Zum einen gibt es aber eine Vorgeschichte. Hannes Hofbauer und andere Autoren weisen darauf hin, dass im Herbst 1992 eine massive Offensive der bosnischen Moslems stattgefunden hat. Von Srebrenica aus seien sie in die umliegenden Dörfern eingefallen und hätten fast 50 davon niedergebrannt. Der bekannte BBC-Journalist Misha Glenny hat die Attacken der Moslems dokumentiert und mehr als 1200 getötete serbische Frauen, Kinder und ältere Menschen gezählt. 3000 Menschen seien dabei verwundet worden.
Darauf reagierte die von Ratko Mladic geführte bosnisch-serbische Armee zuerst mit der Belagerung und dann mit der Erstürmung der inzwischen zur UNO-Schutzzone gewordenen Stadt Srebrenica – unter den Augen von holländischen UNO-Soldaten vertrieben sie zehntausende moslemische Bewohner. Die Kriegserklärung der NATO gegen die bosnischen Serben lag bei der Erstürmung bereits vor. Hofbauer erwähnt, dass der niederländische UNO-Kommandant der Schutzzone laut einem Beitrag in der Neuen Zürcher Zeitung von 1995 dabei «von keinen nennenswerten Menschenrechtsverletzungen gehört haben will», während manche seiner Soldaten von «langen Reihen von Leichen in den Strassengräben» berichteten.
Zum anderen gibt es Zweifel an der Zahl von «fast 8000» und Beweise, dass Tausende keine Zivilisten waren. Gemäss Hofbauer haben später entdeckte Massengräber schliesslich den Beweis gebracht, dass Mladic männliche Moslems aus der Stadt bringen und erschiessen liess. Der Autor Andy Wilcoxson pflichtet dem bei:
«Obwohl sicherlich eine Reihe von Zivilisten getötet wurden, deuten die Beweise stark darauf hin, dass die überwiegende Mehrheit der vermissten Personen und der bestätigten Todesfälle Soldaten und Männer im militärischen Alter waren. Die Krstic-Prozesskammer räumte sogar ein, dass ‹nur die Männer im militärischen Alter systematisch massakriert wurden›.»
Dazu muss erwähnt werden, dass in Bosnien und Herzegovina bis 2006 die Wehrpflicht bestand.
In den Medien wurde zudem behauptet, bosnisch-serbische Truppen unter Ratko Mladic und Radovan Karadzic seien in den ‹sicheren Hafen› der UNO in Sarajevo eingedrungen. Dort hätten sie Frauen, Kinder und ältere Menschen entkommen lassen, bevor sie alle Männer massakriert hätten.
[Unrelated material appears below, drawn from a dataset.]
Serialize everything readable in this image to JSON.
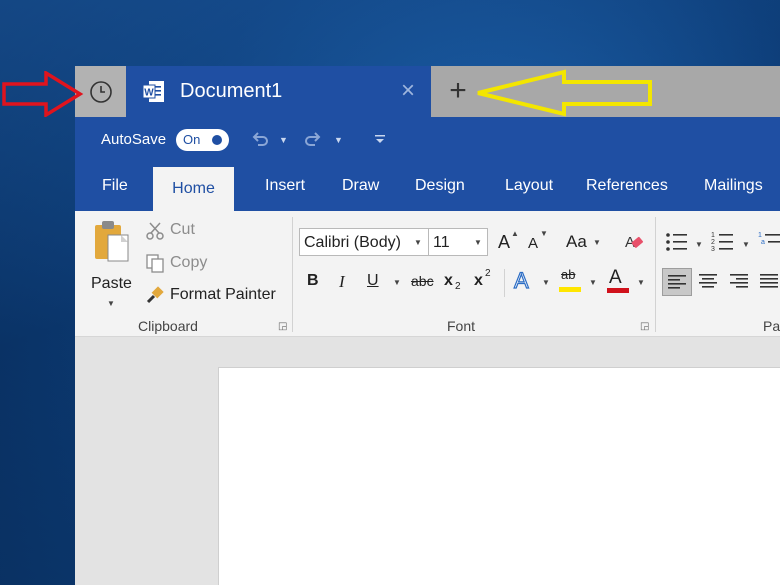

Wilcoxson merkt jedoch an, weniger oft werde erwähnt, dass die bosnischen Muslime den ‹sicheren Hafen› der UNO als Basis für Angriffe auf serbische Zivilisten nutzten. David Harland, Offizier für zivile Angelegenheiten und politischer Berater des UNPROFOR-Befehlshabers in Bosnien und Herzegowina räumte ein, dass die bosnischen Streitkräfte die Flugverbotszone um Srebrenica verletzten und Waffen in das Gebiet schmuggelten. Palmers Fazit:
«Es war dieser Hass und der Hunger nach Rache, der zum Massaker von Srebrenica führte.»
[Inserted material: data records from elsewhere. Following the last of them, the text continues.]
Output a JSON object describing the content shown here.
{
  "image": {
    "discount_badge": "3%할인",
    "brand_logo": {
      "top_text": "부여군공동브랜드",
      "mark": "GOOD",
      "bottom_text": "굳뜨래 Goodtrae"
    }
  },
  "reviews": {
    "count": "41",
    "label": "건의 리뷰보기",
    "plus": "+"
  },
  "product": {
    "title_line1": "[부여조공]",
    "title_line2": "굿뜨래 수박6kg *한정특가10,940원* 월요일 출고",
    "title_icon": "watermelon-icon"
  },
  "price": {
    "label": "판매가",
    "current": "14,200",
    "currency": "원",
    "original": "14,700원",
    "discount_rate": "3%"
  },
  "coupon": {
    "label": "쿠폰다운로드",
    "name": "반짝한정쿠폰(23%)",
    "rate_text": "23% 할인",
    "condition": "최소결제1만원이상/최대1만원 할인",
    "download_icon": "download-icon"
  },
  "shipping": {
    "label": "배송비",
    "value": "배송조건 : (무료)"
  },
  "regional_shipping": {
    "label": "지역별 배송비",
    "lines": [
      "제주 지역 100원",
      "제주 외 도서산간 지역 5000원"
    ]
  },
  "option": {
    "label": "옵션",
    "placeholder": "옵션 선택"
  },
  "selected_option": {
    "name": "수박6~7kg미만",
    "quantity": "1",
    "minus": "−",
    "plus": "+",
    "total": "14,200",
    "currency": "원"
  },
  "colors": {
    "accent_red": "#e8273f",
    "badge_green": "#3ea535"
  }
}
Hinzu kommt, dass die Zahl von fast 8000 Hinrichtungen (laut ICTY 7661) massiv aufgebläht zu sein scheint. Anhand einer Analyse offizieller Daten kommt Wilcoxson zum Schluss, dass etwa 3900 Soldaten und Männer im militärischen Alter hingerichtet wurden. Der Rest sei im Kampf umgekommen. Das stimme in etwa mit den Zahlen übereinstimmt, die von der UNO, den überlebenden Männern der Kolonne und internationalen Vertretern wie Carl Bildt genannt wurden. Das ist schlimm genug, doch es entspricht nicht dem Narrativ eines Genozids. Denn Wilcoxson zufolge wurden die Frauen und Kinder gehen gelassen, was der Befehlshaber der muslimischen Truppen in Srebrenica, Naser Oric, nicht getan habe.
Wilcoxson merkt zudem an, dass die Liste der Staatsanwaltschaft von 7661 Vermissten und Toten möglicherweise nicht ganz korrekt ist. Er verweist dabei auf die Demografin des ICTY, Ewa Tabeau, die diese Liste mit den Militäraufzeichnungen der Armee von Bosnien und Herzegowina (ABiH) verglich. Sie bemerkte, dass 220 Personen lange vor oder deutlich nach dem Fall von Srebrenica gestorben waren.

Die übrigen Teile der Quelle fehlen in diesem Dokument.